During the first quarter of 2019, average all-in sustaining costs (AISC) incurred by gold miners across the globe rose slightly over the previous quarter, from $988/oz in Q4 2018 to $1,000/oz in Q1 2019, indicating that companies were mostly able to keep costs under control.

The AISC metric serve as a benchmark of a mine’s operating efficiency. They provide a more comprehensive look at mine economics than the traditional “cash costs” approach that many companies may interpret arbitrarily – and it includes important expenses such as overhead outlays and capital used in ongoing exploration, mine development and production.

Mining Intelligence, a MINING.com sister company, looked at costs at primary gold mines and ranked them based on AISC. Primary gold operations are defined by Mining Intelligence as “mines where gold contributed to 80% or more of revenues from operating activities generated last year.”

The data used by Mining Intelligence represents companies reporting quarterly production and listed on the following stock exchanges: TSX (+TSX-V), ASX, LSE (+LSE-AIM), NYSE, and JSE. The ranking excludes privately-owned mines, tailings, re-processing operations, mines where the precious metal is produced as a by-product, and operations where companies report gold-equivalent output.

Six of the top 10 lowest cost mines shown in the above table have seen their costs decline during Q1 2019, led by Kirkland Lake’s Fosterville mine in Australia, which topped the list for the second consecutive quarter.

Making a comeback this year is Barrick’s jointly owned Pueblo Viejo in the Dominican Republic, where AISC fell below $550/oz once again, restoring its status as one of the world’s lowest cost producers.

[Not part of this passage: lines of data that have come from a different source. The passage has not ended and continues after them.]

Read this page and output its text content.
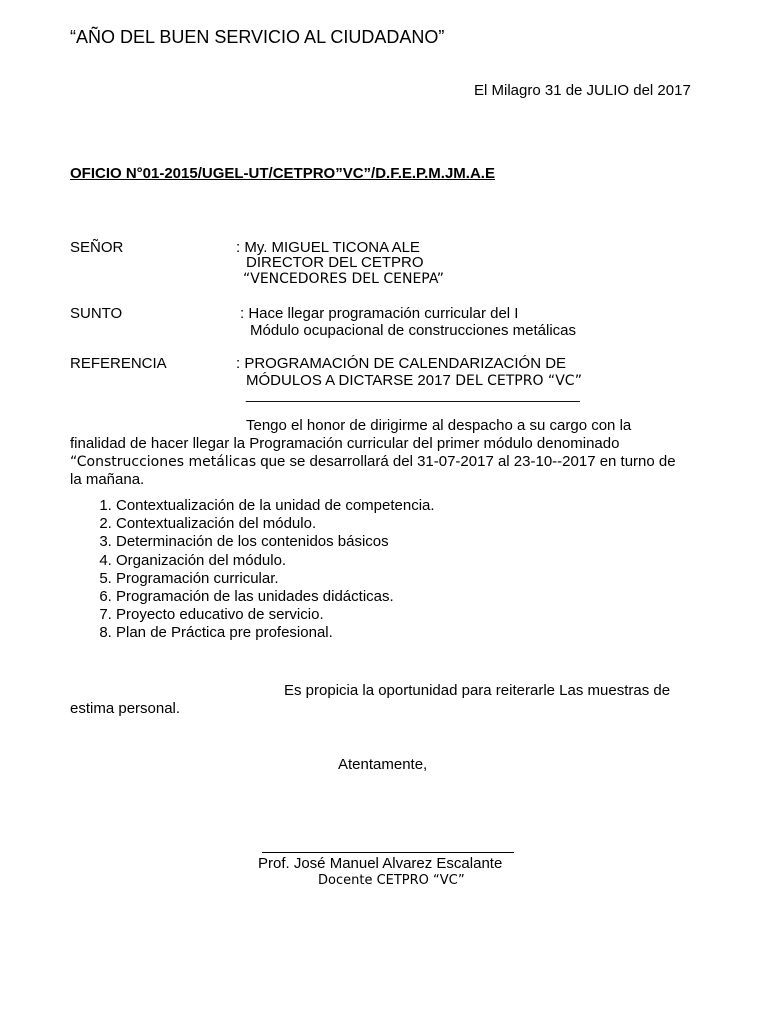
“AÑO DEL BUEN SERVICIO AL CIUDADANO”
El Milagro 31 de JULIO del 2017
OFICIO N°01-2015/UGEL-UT/CETPRO”VC”/D.F.E.P.M.JM.A.E
SEÑOR	: My. MIGUEL TICONA ALE
DIRECTOR DEL CETPRO
“VENCEDORES DEL CENEPA”
SUNTO	: Hace llegar programación curricular del I
Módulo ocupacional de construcciones metálicas
REFERENCIA	: PROGRAMACIÓN DE CALENDARIZACIÓN DE
MÓDULOS A DICTARSE 2017 DEL CETPRO “VC”
________________________________________
Tengo el honor de dirigirme al despacho a su cargo con la
finalidad de hacer llegar la Programación curricular del primer módulo denominado
“Construcciones metálicas que se desarrollará del 31-07-2017 al 23-10--2017 en turno de
la mañana.
1. Contextualización de la unidad de competencia.
2. Contextualización del módulo.
3. Determinación de los contenidos básicos
4. Organización del módulo.
5. Programación curricular.
6. Programación de las unidades didácticas.
7. Proyecto educativo de servicio.
8. Plan de Práctica pre profesional.
Es propicia la oportunidad para reiterarle Las muestras de
estima personal.
Atentamente,
Prof. José Manuel Alvarez Escalante
Docente CETPRO “VC”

Three mines had significant cost improvements (+20% in cost reductions) over the previous quarter, propelling them into the latest top 10 list: Evolution Mining’s Mt Carlton operation in Australia, K92’s Kainantu mine in Papua New Guinea and Polyus’ Natalka in Russia. The fourth newcomer to the list is Semafo’s Natougou-Boungo mine in Burkina Faso.

Mines that fell short of holding down their place on the list (for now) include Neryungri (Russia), Copler (Turkey), Moose River (Canada) and Hounde (Burkina Faso).

1 Fosterville – $315/oz

Fosterville mine. Image by Kirkland Gold

Fosterville is the largest gold producer in the state of Victoria, Australia. The underground mine is owned by Toronto-based Kirkland Lake Gold. Production in 2018 totalled 356,230 ounces. Recently the company raised the production guidance to 550,000-610,000 ounces for 2019-2020, up from the previous guidance of 390,000–430,000 ounces.

2 Mt. Carlton – $484/oz

Mt Carlton operation. Image by Evolution Mining

The Mt Carlton open-pit mine is situated 150 km south of Townsville in Queensland, Australia. Last year Mt Carlton achieved over 100,000 ounces of gold production for the third year in a row — at a record-low AISC — making it one of the lowest cost operations in world.

3 Long Canyon – $516/oz

Long Canyon mine. Image by Newmont

Newmont’s Long Canyon open-pit mine is of the same mineralization style as Barrick’s South Arturo deposit, and the only significant discovery made in Nevada in the last decade. The nature of the deposit, application of a heap leach technology and tapping into existing infrastructure keep costs at Long Canyon at some of the lowest levels in the industry.

4 Olimpiada – $521/oz

Olimpiada mine. Image by Polyus

Located in one of Russia’s most prolific gold mining provinces, Olimpiada is Polyus’ largest operation. To treat Olimpiada’s sulphide ores, Polyus employs BIONORD, the company’s proprietary bio-oxidation technology. Successful exploration activities in the area indicate the potential for substantial extension of the life of this mine.

5 Kainantu – $534/oz

Kainantu gold mine. Image by K92 Mining Inc.

Acquired from Barrick in 2015, K92 Mining’s Kainantu gold mine is located in the Eastern Highlands province of Papua New Guinea. Recently the company began expansion work at the mine, aiming to double annual gold output from 200,000 to 400,000 tonnes, which may add to the project’s AISC rise later this year.